Supervisor Andrew Do, who received critical independent campaign mailers from AOCDS, was Page’s harshest critic from the board dais, followed by Supervisor’s Chairwoman Lisa Bartlett, for Page’s legal efforts arguing the records were public and should be released as a matter of law. Page also alerted media institutions their rights to records were about to be restricted.
To be clear, if Voice of OC and our media partners had not taken legal action, your rights to see raw documents and truly hold law enforcement accountable would have been severely restricted.
Our lawyers also tell me that Page’s actions saved the County of Orange from being sued by the media coalition.
The AOCDS, along with police unions who took similar court actions in numerous other California counties, argued that the legislature improperly attempted to apply a new transparency standard retroactively with SB 1421 without expressly stating their intent.
They also argued that police have special vested secrecy rights in California that could never be taken away.
Judge Scott disagreed.
“If the Legislature intended to make the records ‘available for public inspection’ –but not if they mentioned anything before 2019, the Legislature would have said so,” Scott wrote in a 10-page opinion that disqualified every argument put forth by the deputies’ union.
“If public agencies could withhold records referring to any pre-2019 conduct, they would have an incentive to shoehorn old facts into them. The California Supreme Court has twice held the Legislature did not intend to give agencies the unilateral ability to manufacture confidentiality,” Scott added.
Scott also ordered that a temporary restraining order he instituted earlier this month be maintained until March 15, allowing the AOCDS to appeal his decision.
However, Scott also ordered AOCDS to post a $50,000 bond in favor of media intervenors before filing such an appeal.
That amount is exactly the same amount that the media coalition’s attorney, Kelly Aviles, estimated in open court regarding current legal costs of the media coalition to fight the deputy union action to restrict public records.
Scott went against every single argument AOCDS made in court.
He wrote that AOCDS couldn’t argue privacy rights for its general members.
Those rights belong to individual officers, Scott wrote.
Finally, Scott wrote that SB 1421 already has many protections for good officers.
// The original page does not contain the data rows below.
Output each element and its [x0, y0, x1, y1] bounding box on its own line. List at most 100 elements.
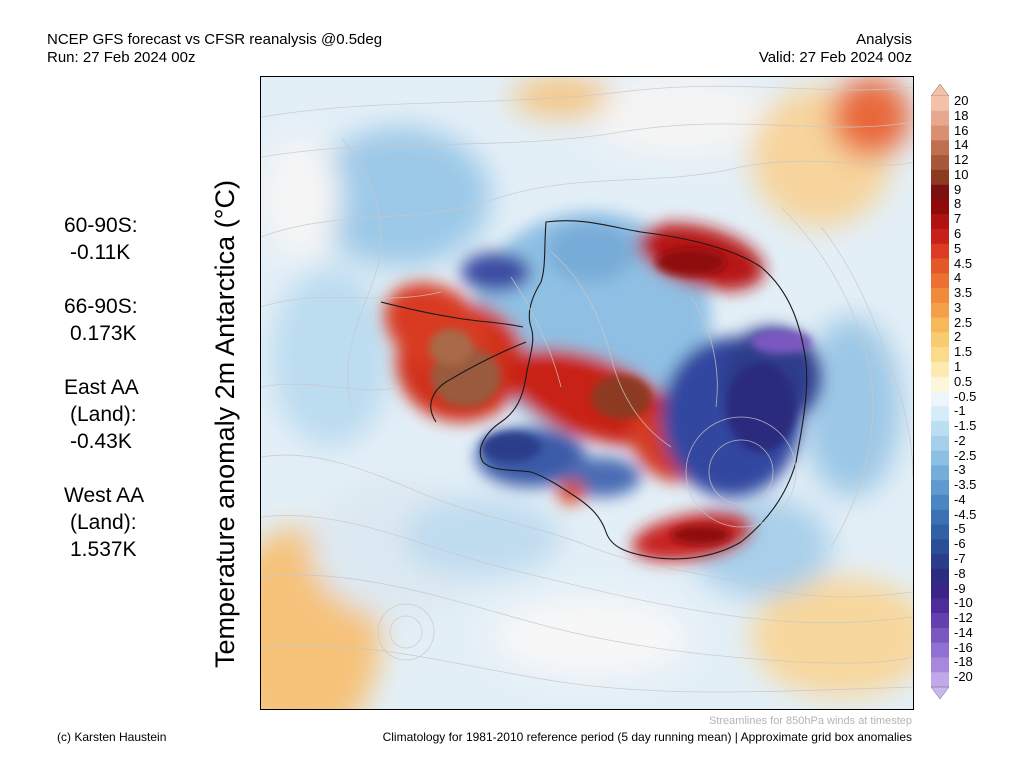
colorbar-swatch: [931, 332, 949, 348]
colorbar-swatch: [931, 125, 949, 141]
stat-value: 1.537K: [70, 538, 137, 561]
colorbar-tick-label: -3: [954, 462, 966, 478]
stat-west-aa: West AA (Land): 1.537K: [64, 482, 144, 563]
colorbar-tick-label: -10: [954, 595, 973, 611]
streamline-note: Streamlines for 850hPa winds at timestep: [709, 715, 912, 727]
stat-value: -0.43K: [70, 430, 132, 453]
colorbar-swatch: [931, 672, 949, 688]
stat-label: East AA: [64, 376, 139, 399]
colorbar-tick-label: 5: [954, 240, 962, 256]
climatology-note: Climatology for 1981-2010 reference peri…: [382, 730, 912, 744]
colorbar-tick-label: -4.5: [954, 506, 977, 522]
colorbar-swatch: [931, 96, 949, 112]
colorbar-tick-label: 7: [954, 211, 962, 227]
anomaly-map: [260, 76, 914, 710]
colorbar-tick-label: 0.5: [954, 373, 973, 389]
colorbar-tick-label: -7: [954, 551, 966, 567]
colorbar-tick-label: -1.5: [954, 418, 977, 434]
header-right: Analysis Valid: 27 Feb 2024 00z: [759, 31, 912, 67]
colorbar-tick-label: 10: [954, 166, 969, 182]
header-left: NCEP GFS forecast vs CFSR reanalysis @0.…: [47, 31, 382, 67]
colorbar-swatch: [931, 169, 949, 185]
colorbar-swatch: [931, 642, 949, 658]
colorbar-tick-label: 3.5: [954, 285, 973, 301]
color-scale-bar: [931, 84, 949, 700]
colorbar-swatch: [931, 435, 949, 451]
colorbar-tick-label: -18: [954, 654, 973, 670]
colorbar-tick-label: 14: [954, 137, 969, 153]
colorbar-swatch: [931, 406, 949, 422]
run-time: Run: 27 Feb 2024 00z: [47, 49, 196, 66]
colorbar-swatch: [931, 243, 949, 259]
colorbar-swatch: [931, 184, 949, 200]
colorbar-swatch: [931, 524, 949, 540]
colorbar-swatch: [931, 214, 949, 230]
wind-streamlines: [261, 85, 913, 693]
colorbar-swatch: [931, 376, 949, 392]
colorbar-swatch: [931, 258, 949, 274]
colorbar-tick-label: 4: [954, 270, 962, 286]
stat-label: West AA: [64, 484, 145, 507]
colorbar-swatch: [931, 465, 949, 481]
colorbar-swatch: [931, 273, 949, 289]
credit: (c) Karsten Haustein: [57, 730, 167, 744]
colorbar-tick-label: -8: [954, 565, 966, 581]
colorbar-swatch: [931, 347, 949, 363]
stat-label-sub: (Land):: [70, 403, 137, 426]
colorbar-tick-label: -2.5: [954, 447, 977, 463]
colorbar-tick-label: 4.5: [954, 255, 973, 271]
colorbar-swatch: [931, 509, 949, 525]
colorbar-tick-label: 3: [954, 299, 962, 315]
colorbar-tick-label: -12: [954, 610, 973, 626]
colorbar-tick-label: 18: [954, 107, 969, 123]
antarctic-coastline: [380, 220, 808, 560]
stat-label: 60-90S:: [64, 214, 138, 237]
colorbar-tick-label: 12: [954, 152, 969, 168]
colorbar-tick-label: -2: [954, 432, 966, 448]
colorbar-swatch: [931, 391, 949, 407]
colorbar-tick-label: -0.5: [954, 388, 977, 404]
valid-time: Valid: 27 Feb 2024 00z: [758, 49, 912, 66]
colorbar-swatch: [931, 568, 949, 584]
colorbar-swatch: [931, 554, 949, 570]
colorbar-tick-label: 2.5: [954, 314, 973, 330]
colorbar-swatch: [931, 480, 949, 496]
region-stats: 60-90S: -0.11K 66-90S: 0.173K East AA (L…: [64, 212, 144, 590]
colorbar-tick-label: -4: [954, 491, 966, 507]
colorbar-swatch: [931, 627, 949, 643]
colorbar-min-arrow: [931, 686, 949, 700]
stat-label-sub: (Land):: [70, 511, 137, 534]
stat-value: -0.11K: [70, 241, 131, 264]
colorbar-tick-label: 1: [954, 358, 962, 374]
colorbar-tick-label: 20: [954, 93, 969, 108]
colorbar-swatch: [931, 288, 949, 304]
stat-60-90s: 60-90S: -0.11K: [64, 212, 144, 266]
colorbar-tick-label: -5: [954, 521, 966, 537]
colorbar-swatch: [931, 140, 949, 156]
colorbar-tick-label: 16: [954, 122, 969, 138]
colorbar-tick-label: -3.5: [954, 477, 977, 493]
colorbar-swatch: [931, 657, 949, 673]
colorbar-swatch: [931, 302, 949, 318]
colorbar-tick-label: 9: [954, 181, 962, 197]
colorbar-swatch: [931, 199, 949, 215]
colorbar-swatch: [931, 361, 949, 378]
map-svg: [261, 77, 913, 709]
colorbar-tick-label: 8: [954, 196, 962, 212]
extreme-anomaly-cores: [429, 248, 811, 545]
analysis-label: Analysis: [856, 31, 912, 48]
colorbar-tick-label: 2: [954, 329, 962, 345]
colorbar-swatch: [931, 228, 949, 245]
colorbar-tick-label: -16: [954, 639, 973, 655]
colorbar-swatch: [931, 450, 949, 466]
colorbar-tick-label: -20: [954, 669, 973, 685]
colorbar-swatch: [931, 583, 949, 599]
map-title: NCEP GFS forecast vs CFSR reanalysis @0.…: [47, 31, 383, 48]
colorbar-swatch: [931, 539, 949, 555]
colorbar-tick-label: 1.5: [954, 344, 973, 360]
colorbar-max-arrow: [931, 84, 949, 97]
colorbar-tick-label: -1: [954, 403, 966, 419]
colorbar-swatch: [931, 155, 949, 171]
colorbar-swatch: [931, 598, 949, 614]
colorbar-swatch: [931, 317, 949, 333]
“SB 1421 still has many levels of protection against disclosing harmful information. SB 1421 allows agencies to withhold records regarding active investigations or frivolous complaints. (§ 832.7, subd. (b)(7), (8).) It allows agencies to redact personal, medical and financial information. (§ 832.7, subd. (b)(5)(A), (C).) It allows agencies to preserve the anonymity of witnesses and persons filing complaints. (§832.7, subd. (b)(5)(B).) It allows agencies to redact information that poses a danger to an officer or anyone else. (§ 832.7, subd. (b)(5)(D).) And it allows agencies to redact any information if the public interest in withholding it outweighs the public interest in disclosing it. (§ 832.7, subd. (b)(6).)” Scott wrote.
In addition, Scott noted the immense harm in keeping such records secret – the position of the Orange County Board of Supervisors.
“The nature of the harm is easily stated,” Scott wrote.
“Openness in government is essential to the functioning of a democracy. ‘Implicit in the democratic process is the notion that government should be accountable for its actions. In order to verify accountability, individuals must have access to government files. Such access permits checks against the arbitrary exercise of official power and
secrecy in the political process.”‘ (Marken, supra, 202 Cal.App.4th at p. 1261.) In particular, “there is a strong public policy in assessing” how our public servants handle “serious misconduct allegations.” (Caldecott, supra, 243 Cal.App.4th at p. 223.) While it is hard to quantify the competing harms, the Association has the burden to show they tilt toward issuing the injunction. (See O’Connell v. Superior Court (2006) 141 Cal.App.4th 1452,1481.) This, it has failed to do.”